К дому он подходил быстрее, быстрее и взбежал по лестнице, как мальчишка.
Ася вскрикнула, необыкновенно сильно обхватила его шею. Алёша выбежал из другой комнаты, оцепенел, потом бросился к отцу и прильнул к его ноге. Он раньше всех, глядя снизу сияющими, как у матери, глазами, прервал молчание:
– Пап, ты бородатый.
Александр Владимирович не в силах был одолеть немоту. Он задыхался от объятий и волнения.
Алёша нащупал у него в пиджаке баночку.
– Что это, пап? Вот это – что?
Пастухов вытянул её из кармана и дал Асе. Она ничего не могла понять и, держа в одной руке склянку, а другой по-прежнему обвивая его шею, заглядывала ему в самые зрачки, ища там ответа на единственное своё чувство к нему, которое её потрясало. Ему хотелось, чтобы она прочла, что написано на баночке, и чтобы они вместе посмеялись. Жажда шутки не проходила у него, но первые его слова прозвучали так, что даже Ася, изучившая его манеру говорить чепуху с серьёзной миной, приняла их за чистую монету.
– Арестантику подали ради Христа, – сказал он.
Она приложила к своей груди эту нелепую склянку с благодарным и растроганным порывом. И тогда Пастухов, со своим внезапным простодушием, захохотал, отнял у Аси баночку и швырнул на стол, бормоча сквозь смех:
– Потом… потом… посмотришь, что это за соус!
Она старалась улыбаться его смеху, все ещё ничего не понимая и не желая ничего понимать, кроме своего счастья.
Ольга Адамовна, вытирая платочком глаза, стесняясь, выглядывала из-за двери: она вполне отдавала себе отчёт, что это нескромно, но не могла не участвовать в необычайном свидании супругов.
Пастухов важно приблизился к ней, нагнулся к её руке. Лицо её покрылось пятнами, кудерьки задрожали. Она притворила за собой дверь.
Он крикнул ей:
– Ольга Адамовна, милая! Умоляю – поскорей помыться! Нельзя ли там, у хозяев, баньку, а?
Когда улеглось смятение поднявшихся с самой глубины души переживаний, и разум восстановил своё господство над мыслями, и Пастухов смог наскоро рассказать о себе, и Ася смогла выслушать рассказ – к этому времени Алёша был уже занят своими играми, а Ольга Адамовна воевала с коптившими фитилями керосинки.

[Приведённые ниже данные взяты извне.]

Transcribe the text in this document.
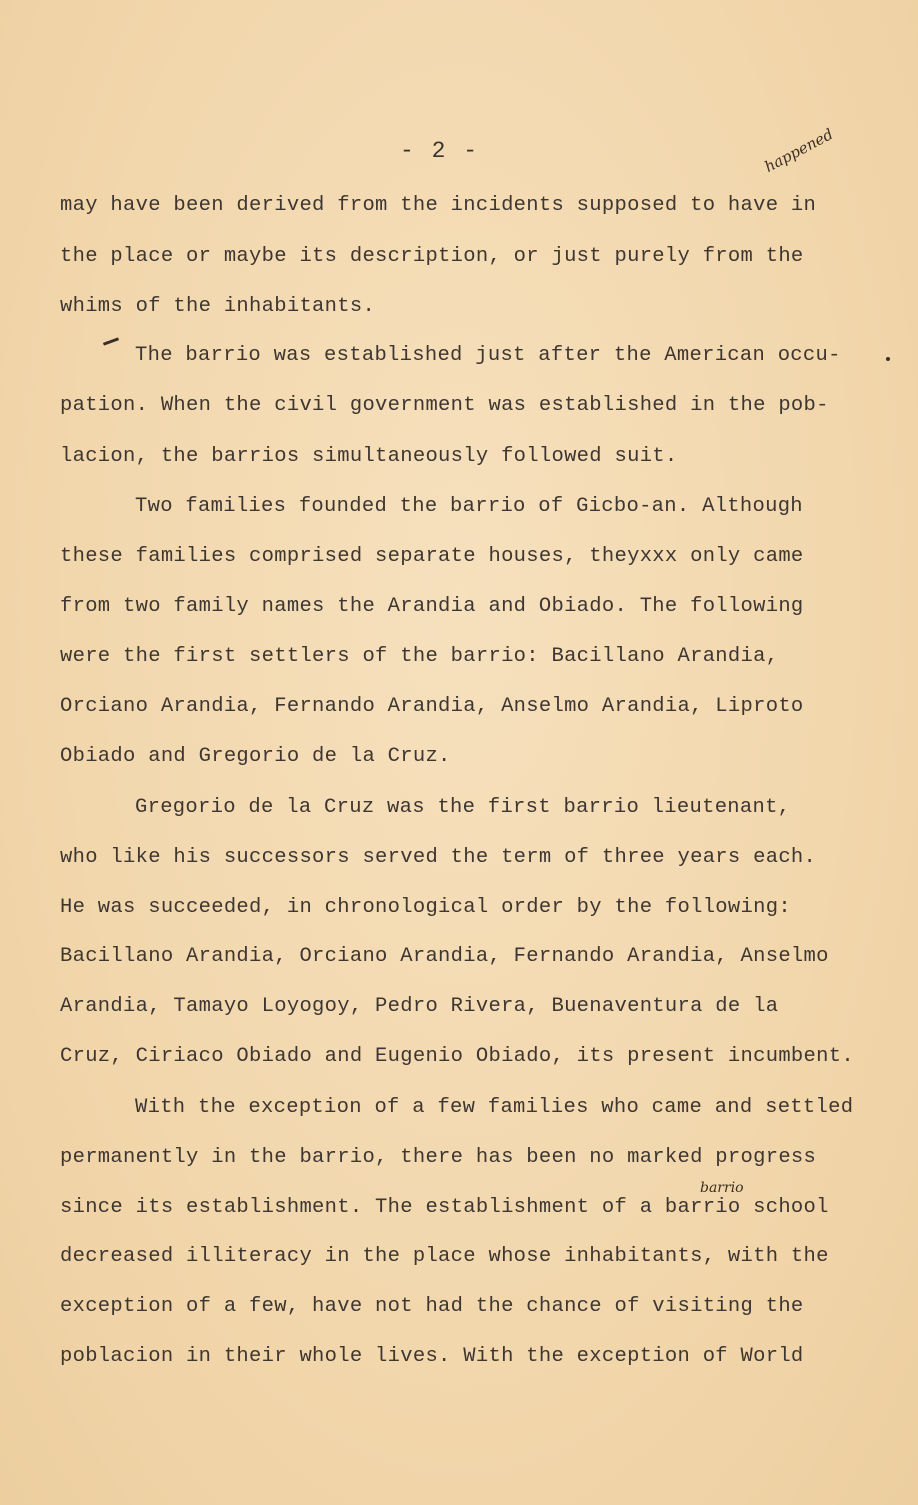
- 2 -	happened
barrio
may have been derived from the incidents supposed to have in
the place or maybe its description, or just purely from the
whims of the inhabitants.
The barrio was established just after the American occu-
pation. When the civil government was established in the pob-
lacion, the barrios simultaneously followed suit.
Two families founded the barrio of Gicbo-an. Although
these families comprised separate houses, theyxxx only came
from two family names the Arandia and Obiado. The following
were the first settlers of the barrio: Bacillano Arandia,
Orciano Arandia, Fernando Arandia, Anselmo Arandia, Liproto
Obiado and Gregorio de la Cruz.
Gregorio de la Cruz was the first barrio lieutenant,
who like his successors served the term of three years each.
He was succeeded, in chronological order by the following:
Bacillano Arandia, Orciano Arandia, Fernando Arandia, Anselmo
Arandia, Tamayo Loyogoy, Pedro Rivera, Buenaventura de la
Cruz, Ciriaco Obiado and Eugenio Obiado, its present incumbent.
With the exception of a few families who came and settled
permanently in the barrio, there has been no marked progress
since its establishment. The establishment of a barrio school
decreased illiteracy in the place whose inhabitants, with the
exception of a few, have not had the chance of visiting the
poblacion in their whole lives. With the exception of World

Прохаживаясь по комнате со стаканом чаю, Пастухов увидел на постели разрозненные листы какого-то томика.
– Ты читала?
– Да. Я плакала над ним, и все читала, – ответила Ася, будто прося, своей неуловимой улыбкой, извинить за такое признание.
– Что это?
– Тут перепутано. Из разных книг «Войны и мира». Но, знаешь, мне нравилось, что перепутано. Это как-то грустнее.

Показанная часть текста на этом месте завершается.